Um einen solchen Arbeitsmarkt zu schaffen, sollen internationale Konzerne Anreize erhalten, damit sie in den Herkunftsländern von Flüchtlingen und MigrantInnen investieren und Arbeitsplätze zur Reintegration von RückkehrerInnen entstehen. Diese Anreize bestehen vor allem darin, dass unternehmerische Risiken mit öffentlichen Geldern abgefedert und damit vergesellschaftet werden, während die Gewinne privat verbucht werden können. Ausgerechnet internationale Konzerne, die mit Landgrabbing, Rohstoffabbau und Privatisierung dazu beitragen, Menschen in die Prekarität und in die Flucht zu treiben, sollen also die Reintegration von RückkehrerInnen und die Entwicklung von Herkunftsländern voranbringen, anstatt dass man die lokale und regionale Wirtschaft stärkt und auf eine gerechtere Gestaltung von Wertschöpfungsketten und Handelsbeziehungen hinwirkt. Die durch diese Art der Investitionsförderung entstehenden Beschäftigungsverhältnisse werden weder quantitativ noch qualitativ dem Bedarf gerecht werden. Was sich dahinter verbirgt ist eher ein Konjunkturprogramm für die hiesige Wirtschaft als Reintegrations- und Entwicklungsförderung in Herkunfts- und Transitländern.
Was mit den Menschen passiert, interessiert nicht
Nun kommen RückkehrerInnen nicht nur aus Europa. Zunehmend werden auch in Libyen, Marokko, Niger, Mauretanien oder Algerien gestrandete MigrantInnen zurückgeführt: „freiwillig“, wie es heißt, „sicher und geordnet“ mit Unterstützung der IOM – und auf Druck Europas. Damit sie es gar nicht erst bis hierher schaffen.

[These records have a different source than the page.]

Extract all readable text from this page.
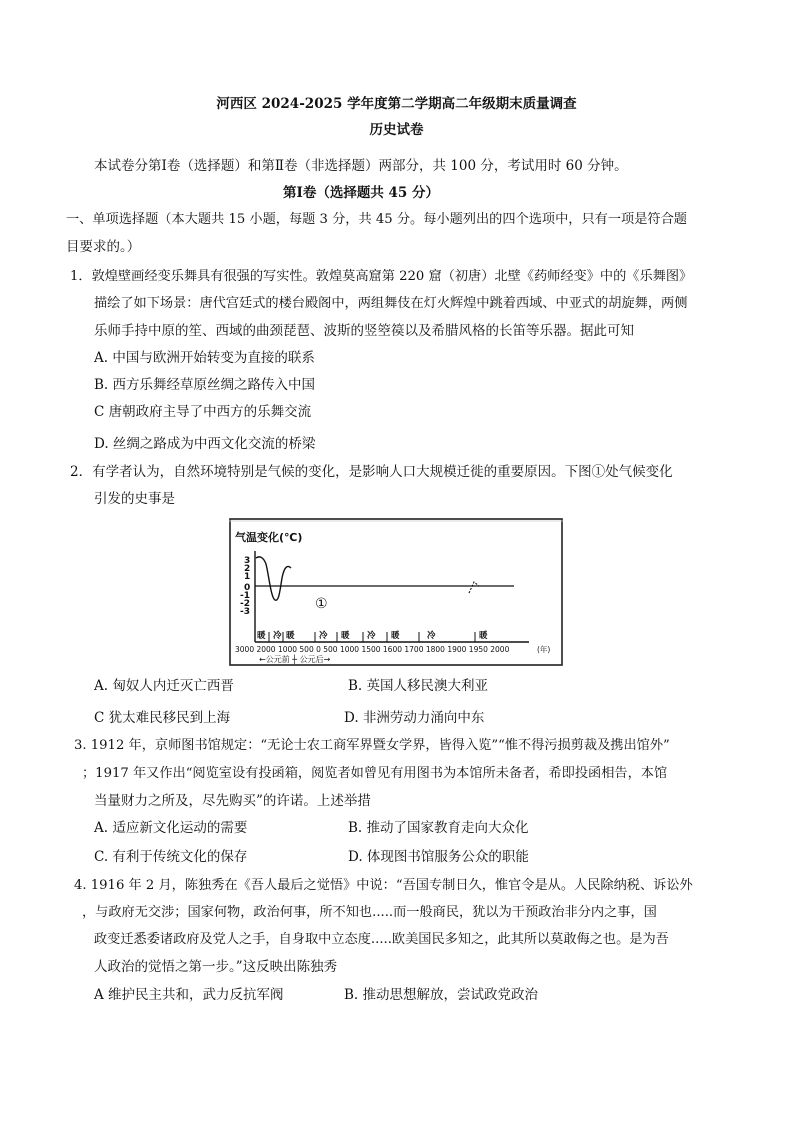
河西区 2024-2025 学年度第二学期高二年级期末质量调查
历史试卷
本试卷分第Ⅰ卷（选择题）和第Ⅱ卷（非选择题）两部分，共 100 分，考试用时 60 分钟。
第Ⅰ卷（选择题共 45 分）
一、单项选择题（本大题共 15 小题，每题 3 分，共 45 分。每小题列出的四个选项中，只有一项是符合题
目要求的。）
1．敦煌壁画经变乐舞具有很强的写实性。敦煌莫高窟第 220 窟（初唐）北壁《药师经变》中的《乐舞图》
描绘了如下场景：唐代宫廷式的楼台殿阁中，两组舞伎在灯火辉煌中跳着西域、中亚式的胡旋舞，两侧
乐师手持中原的笙、西域的曲颈琵琶、波斯的竖箜篌以及希腊风格的长笛等乐器。据此可知
A. 中国与欧洲开始转变为直接的联系
B. 西方乐舞经草原丝绸之路传入中国
C 唐朝政府主导了中西方的乐舞交流
D. 丝绸之路成为中西文化交流的桥梁
2．有学者认为，自然环境特别是气候的变化，是影响人口大规模迁徙的重要原因。下图①处气候变化
引发的史事是
气温变化(℃)
3
2
1
0
-1
-2
-3	①
暖 冷 暖	冷 暖 冷 暖	冷	暖
3000 2000 1000 500 0 500 1000 1500 1600 1700 1800 1900 1950 2000	(年)
←公元前 ┼ 公元后→
A. 匈奴人内迁灭亡西晋	B. 英国人移民澳大利亚
C 犹太难民移民到上海	D. 非洲劳动力涌向中东
3. 1912 年，京师图书馆规定：“无论士农工商军界暨女学界，皆得入览”“惟不得污损剪裁及携出馆外”
；1917 年又作出“阅览室设有投函箱，阅览者如曾见有用图书为本馆所未备者，希即投函相告，本馆
当量财力之所及，尽先购买”的许诺。上述举措
A. 适应新文化运动的需要	B. 推动了国家教育走向大众化
C. 有利于传统文化的保存	D. 体现图书馆服务公众的职能
4. 1916 年 2 月，陈独秀在《吾人最后之觉悟》中说：“吾国专制日久，惟官令是从。人民除纳税、诉讼外
，与政府无交涉；国家何物，政治何事，所不知也.....而一般商民，犹以为干预政治非分内之事，国
政变迁悉委诸政府及党人之手，自身取中立态度.....欧美国民多知之，此其所以莫敢侮之也。是为吾
人政治的觉悟之第一步。”这反映出陈独秀
A 维护民主共和，武力反抗军阀	B. 推动思想解放，尝试政党政治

Was mit diesen RückkehrerInnen nach der Ankunft im Herkunfts- oder einem anderen Transitland passiert, interessiert dabei aber nicht weiter.
„Die Menschen werden teilweise belogen und erpresst, damit sie zurückgehen. Darin liegt eine große Gefahr. Von ,freiwilliger Rückkehr‘ kann man nur dann sprechen, wenn keine ,Sensibilisierung‘ und keine ,Aufklärungskampagne‘ gemacht wird, was manchmal einer Gehirnwäsche gleichkommt“, sagt Ousmane Diarra, der Präsident der malischen medico-Partnerorganisation Association Malienne des Expulsés (AME). Seit zwanzig Jahren kümmert sich die AME um Abgeschobene und ihre Rechte. Inzwischen ist sie zunehmend mit „freiwilligen“ RückkehrerInnen konfrontiert, die von falschen Versprechungen geleitet wurden und ihre Rückkehr bereuen. „Die meisten würden sofort wieder aufbrechen, wenn sie könnten“, erklärt Diarra, dessen Organisation sich zunehmend auf die psychosoziale Begleitung derjenigen einstellt, die an ihrer Entscheidung zur „freiwilligen“ Rückkehr zerbrechen.
Ein unmoralisches Angebot
Flüchtlinge und MigrantInnen, die in Europa ankommen, sind in den meisten Fällen widrigen Lebensumständen in ihrem Herkunftsland entkommen und haben auf dem Weg hierher traumatische Erfahrungen gemacht. Hier müssen sie häufig lange warten, bis ihr Asylantrag bearbeitet wird, und erleben gezielte Nicht-Integration in Form der Verweigerung von Familienzusammenführung, der langfristigen Unterbringung in Gemeinschaftsunterkünften (demnächst in den geplanten ANkER-Zentren) sowie des mangelnden Zugangs zu Gesundheitsversorgung, Bildung und Arbeit. Das macht mürbe. In einer solchen verzweifelten und hoffnungslosen Situation eine „freiwillige“ Rückkehr als Ausweg vorzuschlagen, ist ein unmoralisches Angebot und hat nichts mit Entwicklungszusammenarbeit zu tun.